Unsere Referentin: Frau Dr. Eva-Doreen Pfister, Oberärztin an der MH Hannover mit Schwerpunkt Kindergastroenterologie

Ihr Thema: Alpha-1-Antitrypsin-Mangel – Update 2020: Besonderheiten im Kindes- und Jugendalter

Auch das Thema Ernährung wird Bestandteil des Vortrags sein.

Zur offiziellen Einladung

Alltagstipp

Uwe Deter, unser Mitglied, Beirat und SHG Leiter der Gruppe Hamburg, schickte uns den Tipp, mal auf folgende Seite zu schauen:

http://www.patienten-universitaet.de/

Die Seite der Medizinischen Hochschule Hannover hat viele nützliche Informationen – stöbern lohnt sich.
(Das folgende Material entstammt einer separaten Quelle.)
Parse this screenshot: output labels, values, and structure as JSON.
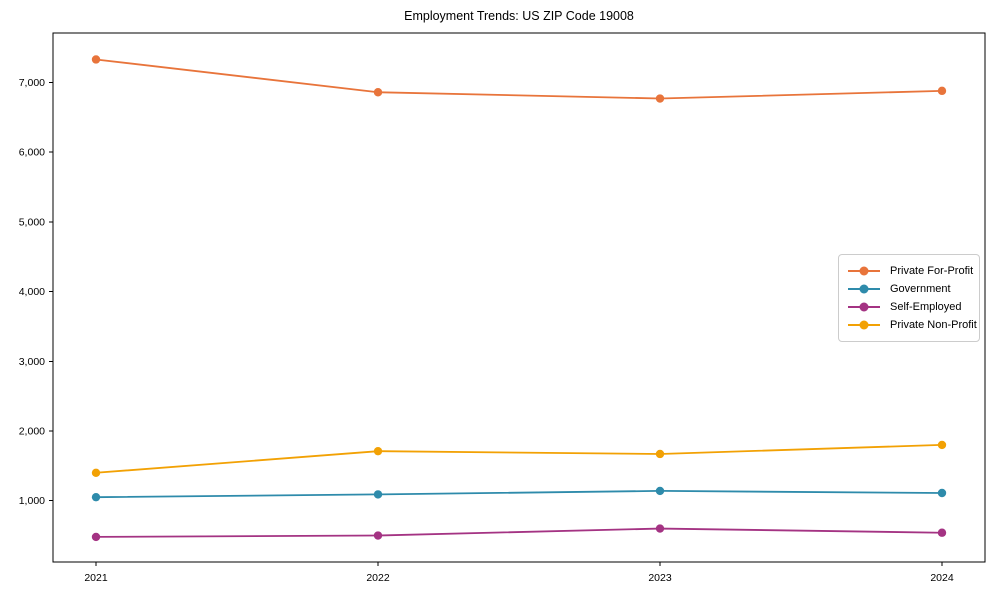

In Kürze folgt dann auch die Ankündigung des 2. Alpha1 Patiententages. Zurzeit ist der 1. Dezember 2020 für das Online-Seminar reserviert – mehr Informationen gibt es im nächsten Newsletter oder auf unserer Homepage im Veranstaltungskalender

Haben Sie auch einen Tipp für uns, dann schreiben Sie uns unter: Erfahrungen@alpha1-deutschland.org

Nachtrag

Im Newsletter 7 haben wir über Vorträge auf dem ELF Patiententag berichtet, diese sind nun veröffentlicht.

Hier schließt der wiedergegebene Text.